An astronaut with a mass of #70 kg# is floating in space. If the astronaut throws an object with a mass of #26 kg# at a speed of #1/6 m/s#, how much will his speed change by?

1 Answer
Mar 6, 2018

#0.062# m/s

Explanation:

Quantities:
#m_a = 70# kg
#m_o = 26# kg
#v_(o_f) = 1/6# m/s
#v_(a_f) = ?# m/s
#v_(a_i) = v_(o_i) \equiv v_i# m/s

#p_(a_i) + p_(o_i) = p_(a_f) + p_(o_f)#

#m_av_(a_i) +m_ov_(o_i) = m_av_(a_f) + m_ov_(o_f)#

#(m_a + m_o)v_i = m_av_(a_f) + m_ov_(o_f)#

#(70 + 26)v_i = (70)v_(a_f) + (26)(1/6)#

#96v_i = 70v_(a_f) + 13/3#

We can assume that the initial speed of the astronaut is zero for the sake of argument.

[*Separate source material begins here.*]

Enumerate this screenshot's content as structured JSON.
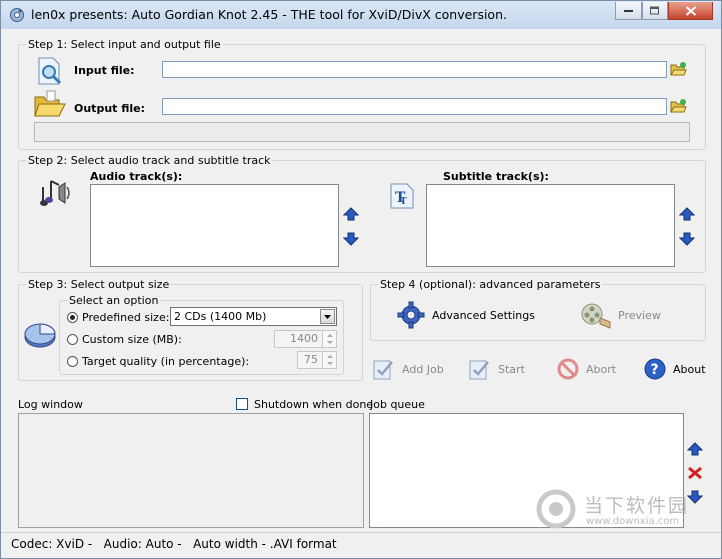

It says "floating in space", so maybe that actually means 0. The actual initial and final speeds are unimportant, because we are just looking for the change (or difference) in the two speeds.

#-13/3 = 70v_(a_f)#

#v_(a_f) = -0.062# m/s

This means that the astronauts speed will change by #0.062# m/s and the astronaut will move in the opposite direction of the object (hence the minus sign).